18. Oktober, 2025

Märkte

Ein europäisches Börsenphänomen

In jüngster Zeit wird der Ruf nach der Etablierung einer zentralen europäischen Börse immer lauter, inspiriert durch Fälle wie den der deutschen Firma Biontech, die sich für ihren Börsengang für die US-amerikanischen Märkte entschieden hat. In diesem Kontext hat Bundeskanzler Friedrich Merz von der CDU die Einrichtung einer European Stock Exchange vorgeschlagen. Ziel dieser Initiative ist es, die Abwanderung europäischer Unternehmen an internationale Finanzplätze außerhalb Europas zu verhindern. Der Vorschlag findet sowohl in politischen wie auch in wirtschaftlichen Kreisen Anklang, obwohl seine Umsetzung mit erheblichen Herausforderungen verbunden ist.

Marc Tüngler, Hauptgeschäftsführer des Deutschen Schutzvereins für Wertpapierbesitz (DSW), begrüßt diesen Vorschlag als „Königsweg für Europa“. Er sieht in einer zentralen Börse das Potenzial, die Finanzströme innerhalb Europas effizienter zu bündeln. Allerdings könnten nationale Interessen der EU-Mitgliedsländer eine solche Entwicklung hemmen. Derzeit existieren in der Europäischen Union über 500 verschiedene Handelsplätze, was zu einem stark fragmentierten und kaum transparenten Finanzmarkt führt. Die Deutsche Börse kritisiert diesen Zustand schon längere Zeit und spricht sich für eine Reformierung des Finanzmarktes aus, um die europäischen Kapitalmärkte zu stärken und gleichzeitig gesellschaftlichen Herausforderungen effektiver begegnen zu können.

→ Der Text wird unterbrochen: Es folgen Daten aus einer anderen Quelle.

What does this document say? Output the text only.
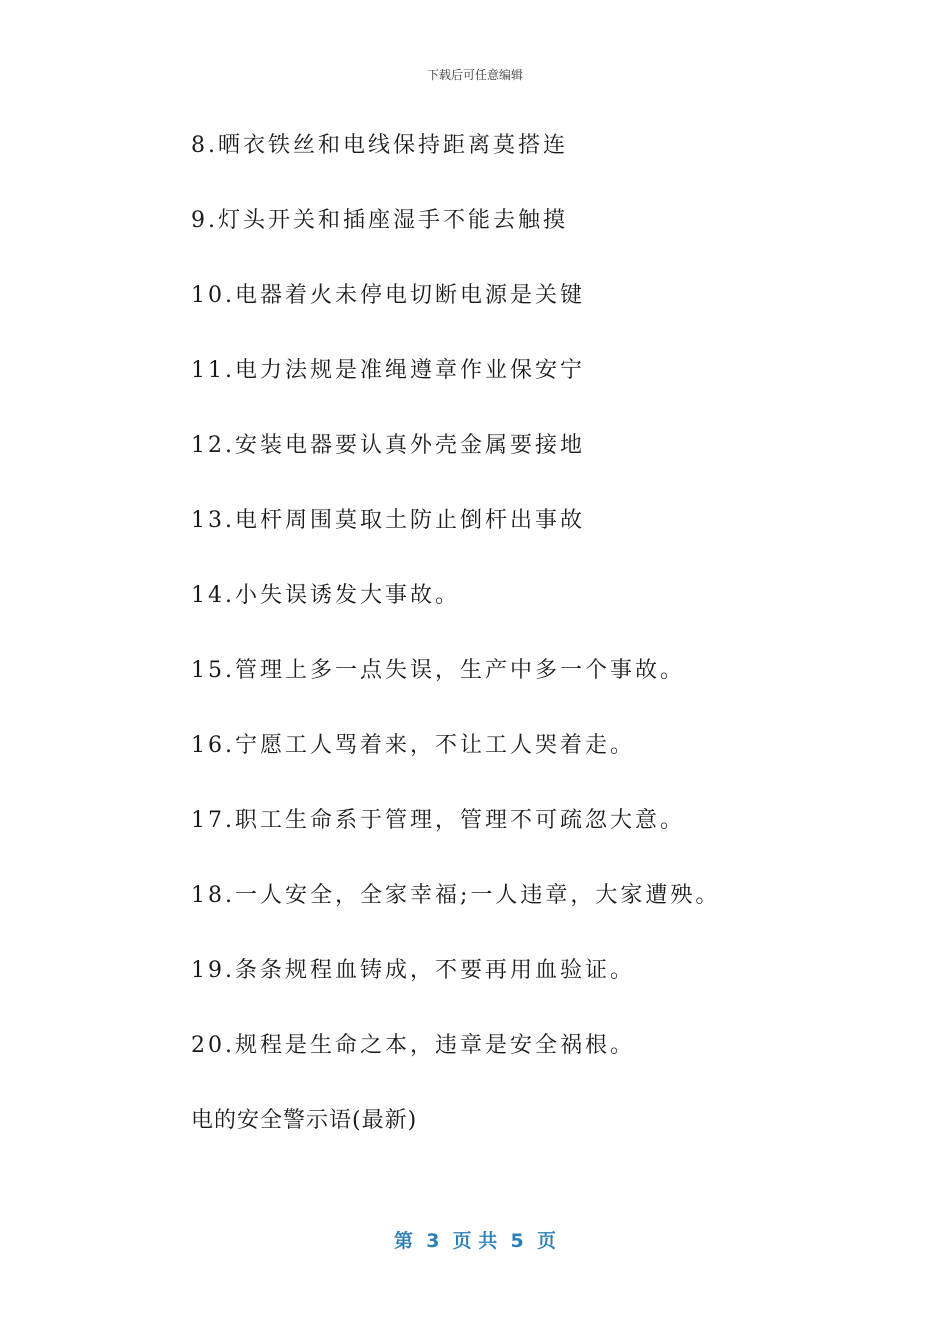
下载后可任意编辑
8.晒衣铁丝和电线保持距离莫搭连
9.灯头开关和插座湿手不能去触摸
10.电器着火未停电切断电源是关键
11.电力法规是准绳遵章作业保安宁
12.安装电器要认真外壳金属要接地
13.电杆周围莫取土防止倒杆出事故
14.小失误诱发大事故。
15.管理上多一点失误，生产中多一个事故。
16.宁愿工人骂着来，不让工人哭着走。
17.职工生命系于管理，管理不可疏忽大意。
18.一人安全，全家幸福;一人违章，大家遭殃。
19.条条规程血铸成，不要再用血验证。
20.规程是生命之本，违章是安全祸根。
电的安全警示语(最新)
第  3  页 共  5  页
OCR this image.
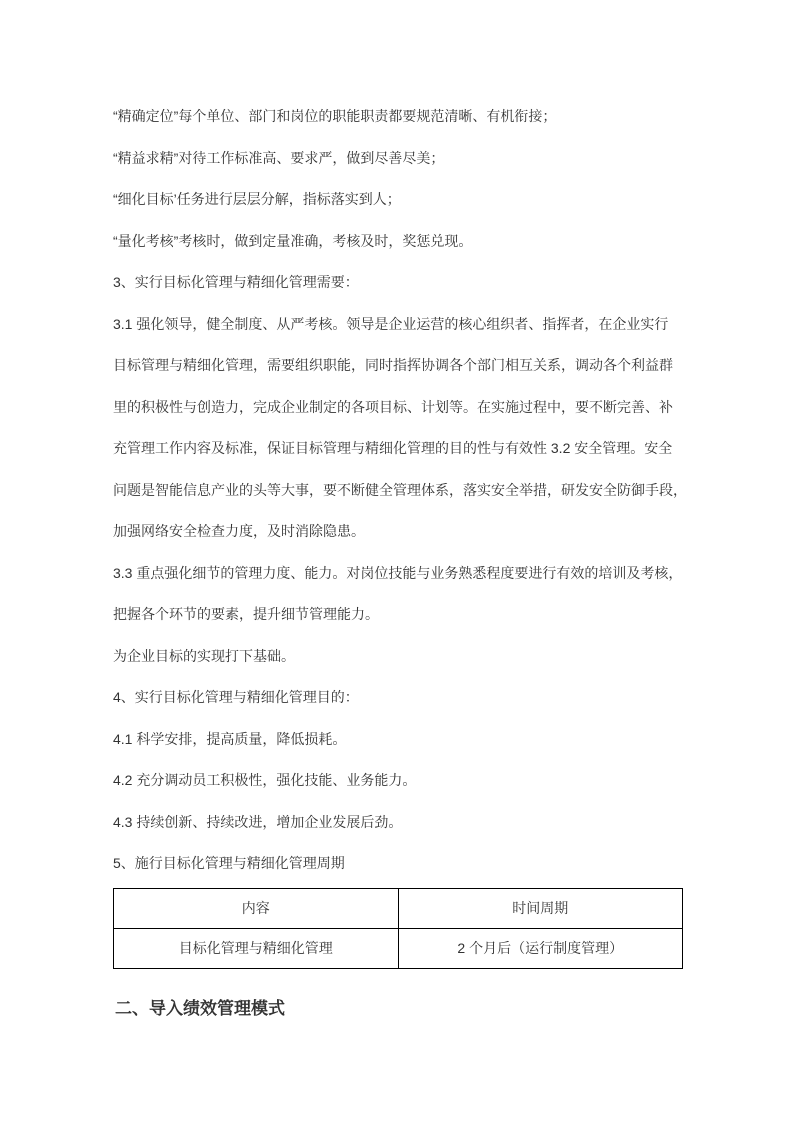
“精确定位”每个单位、部门和岗位的职能职责都要规范清晰、有机衔接；
“精益求精”对待工作标准高、要求严，做到尽善尽美；
“细化目标’任务进行层层分解，指标落实到人；
“量化考核”考核时，做到定量准确，考核及时，奖惩兑现。
3、实行目标化管理与精细化管理需要：
3.1 强化领导，健全制度、从严考核。领导是企业运营的核心组织者、指挥者，在企业实行
目标管理与精细化管理，需要组织职能，同时指挥协调各个部门相互关系，调动各个利益群
里的积极性与创造力，完成企业制定的各项目标、计划等。在实施过程中，要不断完善、补
充管理工作内容及标准，保证目标管理与精细化管理的目的性与有效性 3.2 安全管理。安全
问题是智能信息产业的头等大事，要不断健全管理体系，落实安全举措，研发安全防御手段，
加强网络安全检查力度，及时消除隐患。
3.3 重点强化细节的管理力度、能力。对岗位技能与业务熟悉程度要进行有效的培训及考核，
把握各个环节的要素，提升细节管理能力。
为企业目标的实现打下基础。
4、实行目标化管理与精细化管理目的：
4.1 科学安排，提高质量，降低损耗。
4.2 充分调动员工积极性，强化技能、业务能力。
4.3 持续创新、持续改进，增加企业发展后劲。
5、施行目标化管理与精细化管理周期
内容	时间周期
目标化管理与精细化管理	2 个月后（运行制度管理）
二、导入绩效管理模式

Unterstützung erhält der Vorschlag auch vom SPD-Vizekanzler und Bundesfinanzminister Lars Klingbeil, der in der Schaffung einer gemeinsamen Börsenstruktur eine bedeutende Chance zur Stärkung der europäischen Kapitalmärkte sieht. Vor dem Hintergrund der rund 11,5 Billionen Euro, die derzeit auf den Sparkonten europäischer Bürger liegen, wird das Potenzial einer optimaleren Kapitalverwendung deutlich. Ziel ist es, dieses Kapital in renditestärkere Anlagen zu kanalisieren, was jedoch bislang nicht in vollem Umfang gelingen konnte. Marc Tüngler betont die Bedeutung der Vision einer zentralen europäischen Börse und fordert, dass den ambitionierten Zielen nun konkrete Taten folgen müssen.